Atlatsa talks to Amplats about status of Bokoni joint venture
ATLATSA Resources is holding talks with Anglo American Platinum (Amplats) and the Department of Mineral Resources, about the continued participation of the world’s largest platinum producer in the Bokoni project.
Amplats CEO Chris Griffith said last month that as part of a restructuring of its business, which includes disposing of its Rustenburg and Union mines, as well as its stake in the Pandora joint venture with Lonmin, it could exit its Bokoni joint venture with Atlatsa.
“We are not the best partners in Bokoni as we think about our spend across our portfolio. It’s not where we would seek to spend capital,” Mr Griffith said, adding that Amplats would talk to the department about the empowerment issue.
He said Amplats had received unsolicited offers to buy its stake in the project, but did not identify the parties.

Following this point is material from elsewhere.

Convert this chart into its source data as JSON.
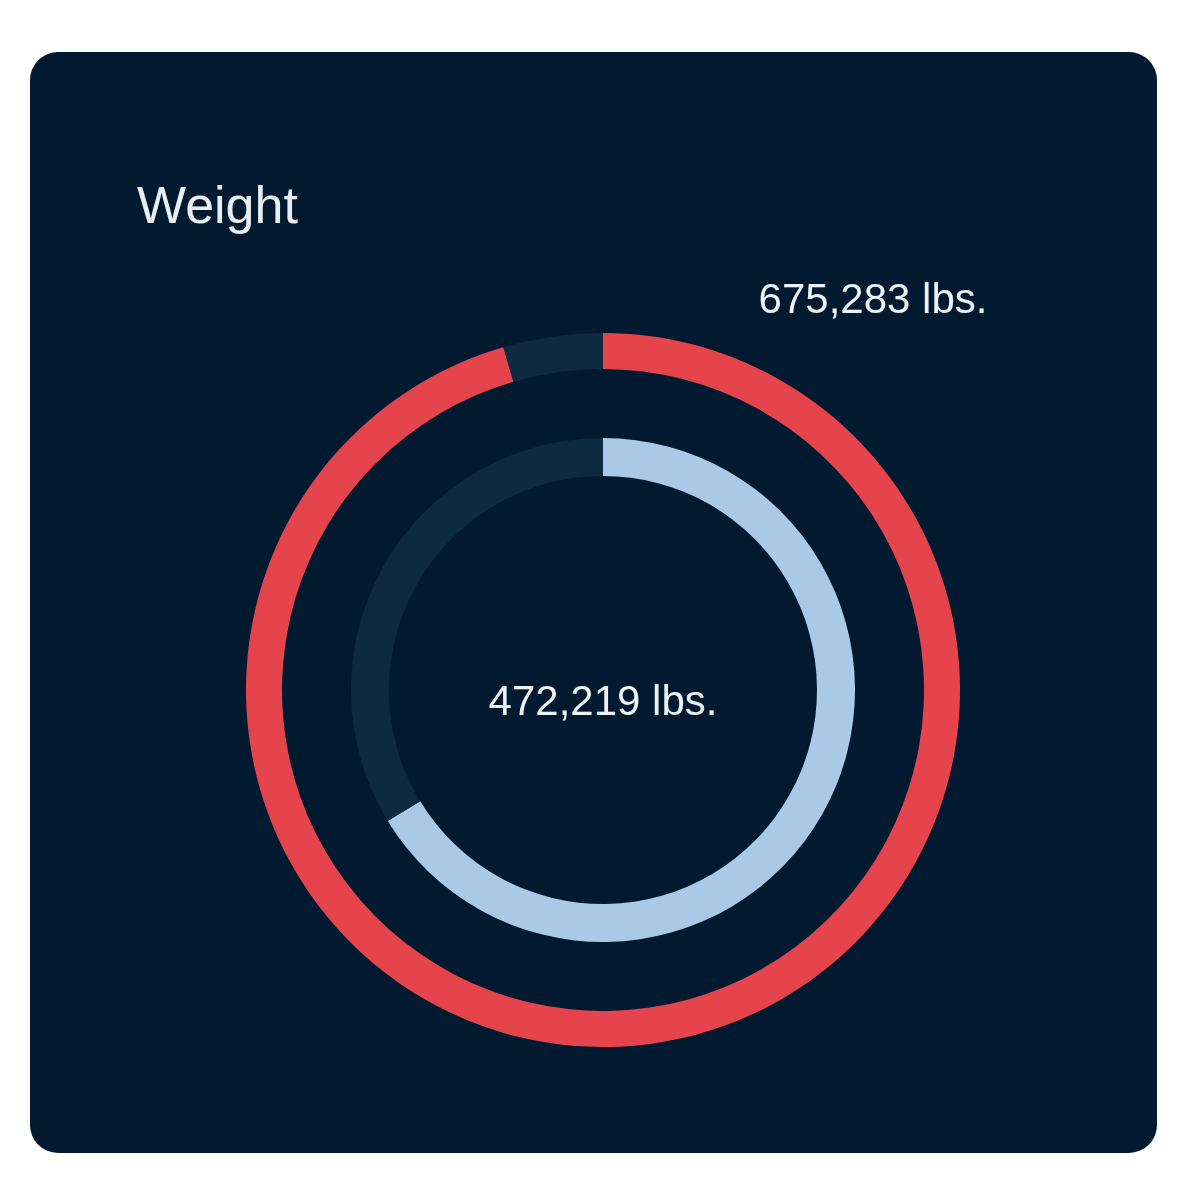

The Bokoni mine counts towards Amplats’s empowerment credits, an important point at this juncture where mining companies are being audited for their compliance against targets set out in the Mining Charter to transform the industry. The 10-year targets set out in the charter fall due at the end of this year.
“The position is that Amplats and (Atlatsa) remain joint venture partners in Bokoni,” chief commercial officer Joel Kesler said yesterday.
“Both parties remain committed to funding the build-up to 160,000 tonnes a month underground steady-state production, and that remains in place.”
“The sustainability of Bokoni mines remains of paramount importance to Atlatsa and Amplats,” Mr Kesler said, describing the Bokoni transaction as a “cornerstone” for Amplats’s empowerment credits.
Atlatsa has invested $200m in the Bokoni operation in the four years up to 2013. It needs to spend a further $100m in the next five years to reach 240,000oz of platinum group metal output by 2019.
Asked what would happen to the $100m spend if Amplats did sell its stake, Mr Kessler said that would form the basis of a conversation with Amplats, given that funding facilities for Bokoni were all linked to the larger company.
The $100m, which is mostly funded from internal cash flows and existing facilities, was being spent at about R30m a month.
“What we’d look at in any discussions are all the funding arrangements, but you can safely assume the key feature for Bokoni from Atlatsa and Amplats’s perspective is one of sustainability,” Mr Kesler said. The next big investment decision is in 2020 to ramp production up to 400,000oz, but no capital figures were given for that project.
Bokoni is one of the joint venture projects in the Amplats stable that has come in for intensive intervention to help turn it back to profit, after years of losses and underperformance.
Atlatsa’s share’s ended nearly 11% higher yesterday after it narrowed its interim headline loss per share to C$0.02 from C$0.04 for the interim period to end June.